Performance accessing data

jbherold · September 17, 2022, 1:28pm

Hello there

I am looking at anvil to build app displaying dashboards on the internet with restricted users access.

Those dashb. will be showing datatables with filtering options and so will use many thousands of rows (up to hundreds thousands) and 5 to 15 columns.

I usually build my dashboards using dash (plotly) from pandas dataframe coming from different pipelines all the way from databases extractions.

What are the best way to do this with anvil and keep performance?

Should I feed anvil databases with those frames coming from pipelines.
Meaning that a lot of datas will be feeding and refreshing on a 10minutes basis.

Should I link directly the pipeline returns and deal with this in anvil with pandas and plotly both on server side and client side.

I have looked tutorials in anvil learning and watch different use cases but can t be sure that anvil will be my guy for this purpose as the databases uses very few datas in the examples.
I see that most of the time the datas are retrieved using python comprehension list to be sent to plotly for an example, or datagrids or datatables, but pandas is way much accurate to loop over thousands of lines, is that possible to deal directly with pandas and numpy on server side?

Thanks for helping.

jshaffstall · September 18, 2022, 1:05pm

Surprised some of the folks processing large amounts of data haven’t responded. I don’t, but from reading answers to similar posts, understand the principles.

That’s the least efficient way to handle large amounts of data, unless you know that you always need all the data.

A data grid is designed to work with the fact that users aren’t generally going to need all the data, so you don’t (generally, some scenarios are different) pull all the data into a list, you give the data grid the Anvil search iterator. Search iterators pull pages at a time as needed from the data table, so spreads out the time needed.

Every situation is different, though, so you’re better off putting a lot of test data into data tables and trying various techniques.

rickhurlbatt · September 19, 2022, 5:25am

First step - enable accelerated tables!!

There are a few ways that we have approached this problem but I think the main way to keep the performance up is to limit what you send to the client. The easiest way to do this is to use Pandas on the server to handle the data manipulation and only send the plotly traces back to the client.

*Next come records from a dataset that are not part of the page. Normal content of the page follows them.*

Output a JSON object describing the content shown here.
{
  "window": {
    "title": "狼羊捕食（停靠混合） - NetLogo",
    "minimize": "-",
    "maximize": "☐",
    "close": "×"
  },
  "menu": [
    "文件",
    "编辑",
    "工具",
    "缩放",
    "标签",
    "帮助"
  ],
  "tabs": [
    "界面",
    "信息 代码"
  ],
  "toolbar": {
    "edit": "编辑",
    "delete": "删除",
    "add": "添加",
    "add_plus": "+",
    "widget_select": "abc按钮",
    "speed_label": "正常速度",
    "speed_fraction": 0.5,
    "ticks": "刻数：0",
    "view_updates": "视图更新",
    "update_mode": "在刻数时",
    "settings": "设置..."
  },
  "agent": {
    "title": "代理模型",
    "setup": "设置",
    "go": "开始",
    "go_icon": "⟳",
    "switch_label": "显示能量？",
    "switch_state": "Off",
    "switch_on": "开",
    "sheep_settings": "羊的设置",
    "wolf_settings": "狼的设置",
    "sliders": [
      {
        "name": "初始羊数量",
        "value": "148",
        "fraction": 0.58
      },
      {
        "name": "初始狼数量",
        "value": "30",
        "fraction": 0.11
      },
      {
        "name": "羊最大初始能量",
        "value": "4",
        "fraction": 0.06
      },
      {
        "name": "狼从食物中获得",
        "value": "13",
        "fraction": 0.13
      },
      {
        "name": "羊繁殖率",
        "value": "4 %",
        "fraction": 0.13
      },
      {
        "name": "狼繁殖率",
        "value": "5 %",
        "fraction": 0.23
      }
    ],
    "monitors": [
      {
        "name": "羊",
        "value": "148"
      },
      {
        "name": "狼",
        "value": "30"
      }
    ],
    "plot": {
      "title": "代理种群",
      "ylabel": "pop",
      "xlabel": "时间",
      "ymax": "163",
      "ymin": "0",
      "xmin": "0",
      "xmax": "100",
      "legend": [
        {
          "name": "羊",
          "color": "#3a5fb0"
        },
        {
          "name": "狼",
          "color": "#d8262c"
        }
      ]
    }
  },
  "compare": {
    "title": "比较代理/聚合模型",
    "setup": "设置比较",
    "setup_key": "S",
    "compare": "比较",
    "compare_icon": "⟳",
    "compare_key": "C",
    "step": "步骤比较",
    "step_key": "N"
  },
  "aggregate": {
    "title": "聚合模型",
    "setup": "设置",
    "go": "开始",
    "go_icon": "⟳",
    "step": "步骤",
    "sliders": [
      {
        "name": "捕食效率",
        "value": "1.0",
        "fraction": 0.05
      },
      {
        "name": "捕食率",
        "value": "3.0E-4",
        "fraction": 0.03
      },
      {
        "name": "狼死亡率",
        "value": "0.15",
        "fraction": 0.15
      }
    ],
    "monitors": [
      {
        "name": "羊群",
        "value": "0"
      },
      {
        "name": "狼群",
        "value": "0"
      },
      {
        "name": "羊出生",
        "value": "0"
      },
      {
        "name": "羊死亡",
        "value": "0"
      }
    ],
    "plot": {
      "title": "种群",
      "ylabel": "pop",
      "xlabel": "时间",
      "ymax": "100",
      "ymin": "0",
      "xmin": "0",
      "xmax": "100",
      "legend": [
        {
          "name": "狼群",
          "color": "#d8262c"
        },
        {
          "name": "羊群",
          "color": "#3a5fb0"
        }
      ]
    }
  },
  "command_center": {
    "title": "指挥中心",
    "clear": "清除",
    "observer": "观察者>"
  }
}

The next challenge then is getting the data out of the data table and into a DF. There are a few options:

Export the data table to excel and create a data frame from that (seems to be insanely quick to export an entire data table to excel)
Use SQL (dedicated plan and above) to get dicts and then create the DF from dicts

This means that all you are doing on the client is having to handle the sort and filtering options which you then pass to a server function to manipulate the DF.

One thing to keep things fast would be to have the persistent server option enabled - this means you don’t have to set up the server every time you make a server call.

You could also look at storing the DF in a data table in between server calls.

You should also check out the Anvil Extras serialisation module.

p.colbert · September 19, 2022, 11:02pm

Welcome to the Forum!

Yes, absolutely. See Anvil Docs | List of Packages